Critiques

Clark

Sus Dog

  • Throttle Records
  • 2023
  • 45 minutes
8,5
Le meilleur de lca

L’incontournable compositeur britannique Clark (Christopher Stephen Clark) fabrique de l’excellente musique électronique depuis plus de vingt ans, et après avoir été publié sur Warp Records et Deutsch Grammophon, l’artiste a démarré sa propre étiquette en 2019, Throttle Records. Cette liberté lui a permis de proposer Kiri Variations (2019), trame sonore de série télé métamorphosée en album studio, et la compilation 05-10 (2022) qui rassemble des pièces développées durant la trilogie Body Riddle / Turning Dragon / Totems Flare.

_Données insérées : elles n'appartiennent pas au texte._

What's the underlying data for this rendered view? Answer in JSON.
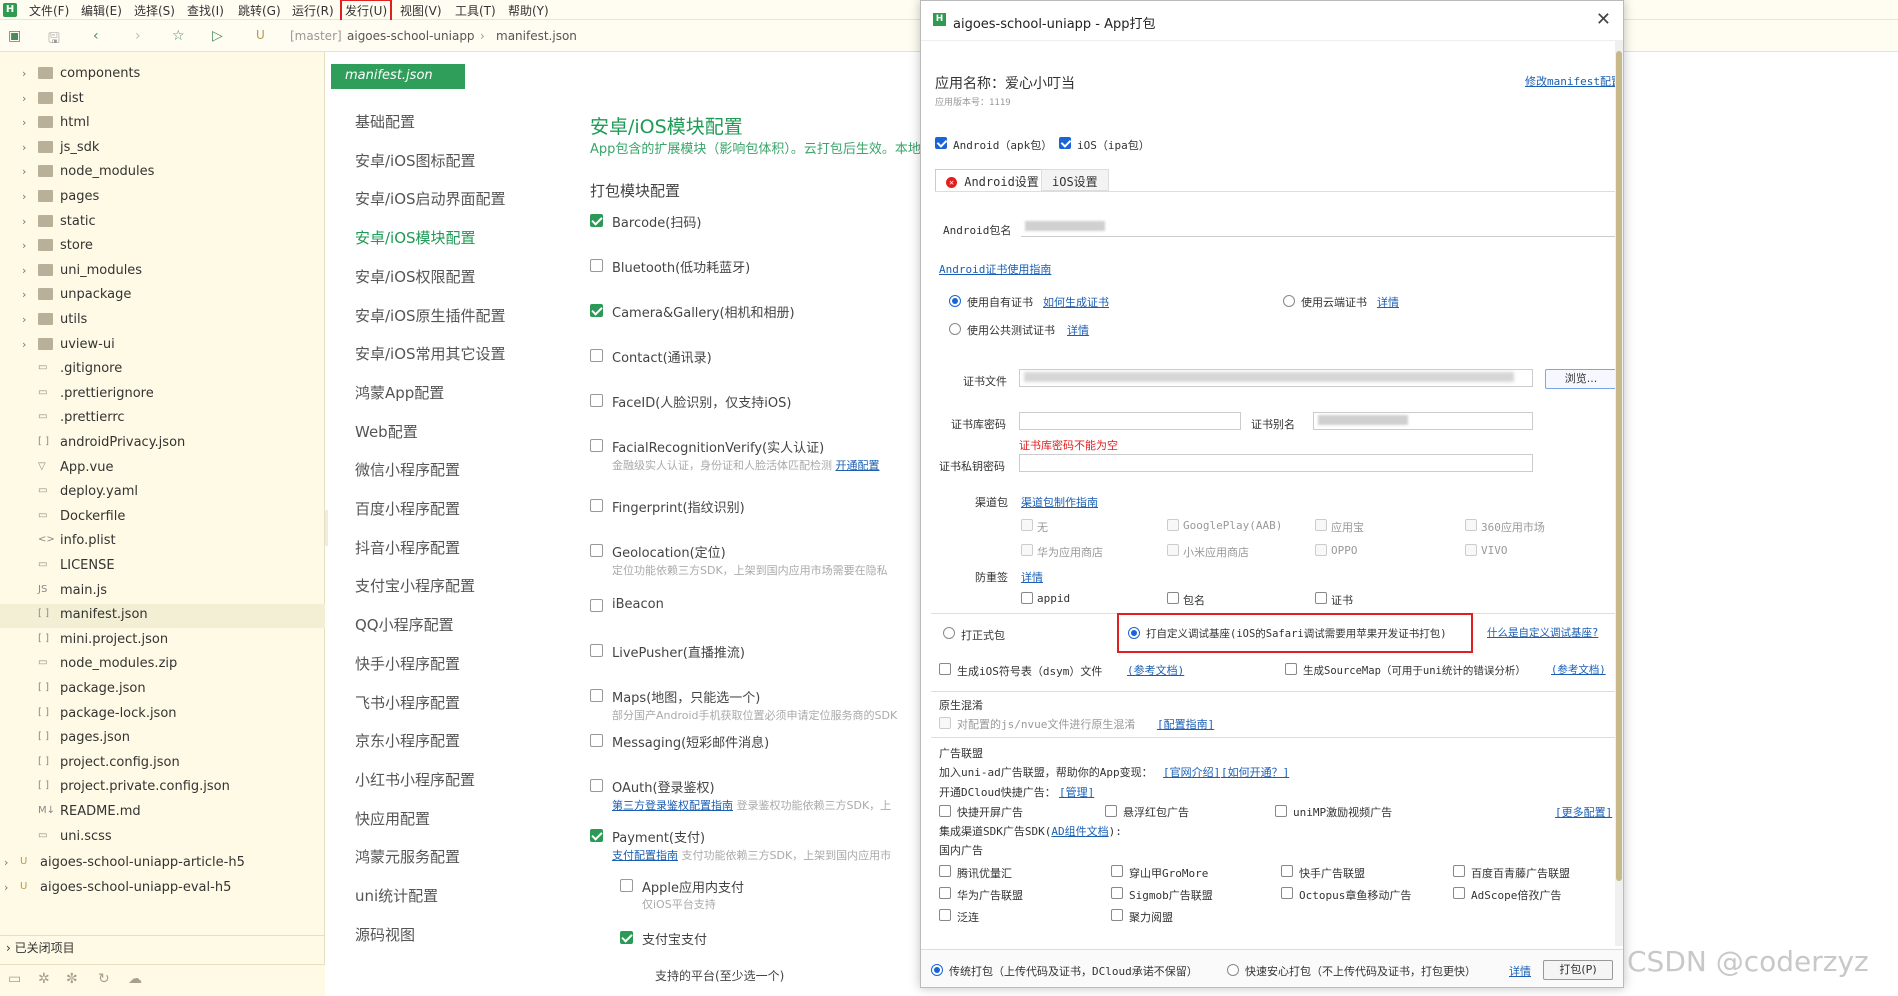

Sus Dog est donc le premier album studio à profiter d’une direction artistique et d’une production totalement libre, dixième sans les trames et compilations, seizième avec celles-ci. Pourquoi ne pas demander à Thom Yorke de produire l’album, et de coacher Clark en chant falsetto pour aller complètement ailleurs, au point de ne pas être certain de reconnaître la marque maison chérie ? Heureusement pour l’humanité, il ne suffit que de quelques écoutes pour réaliser que Clark a atteint un autre niveau d’excellence dans sa capacité de se renouveler, dorénavant avec des textes et chants de tête.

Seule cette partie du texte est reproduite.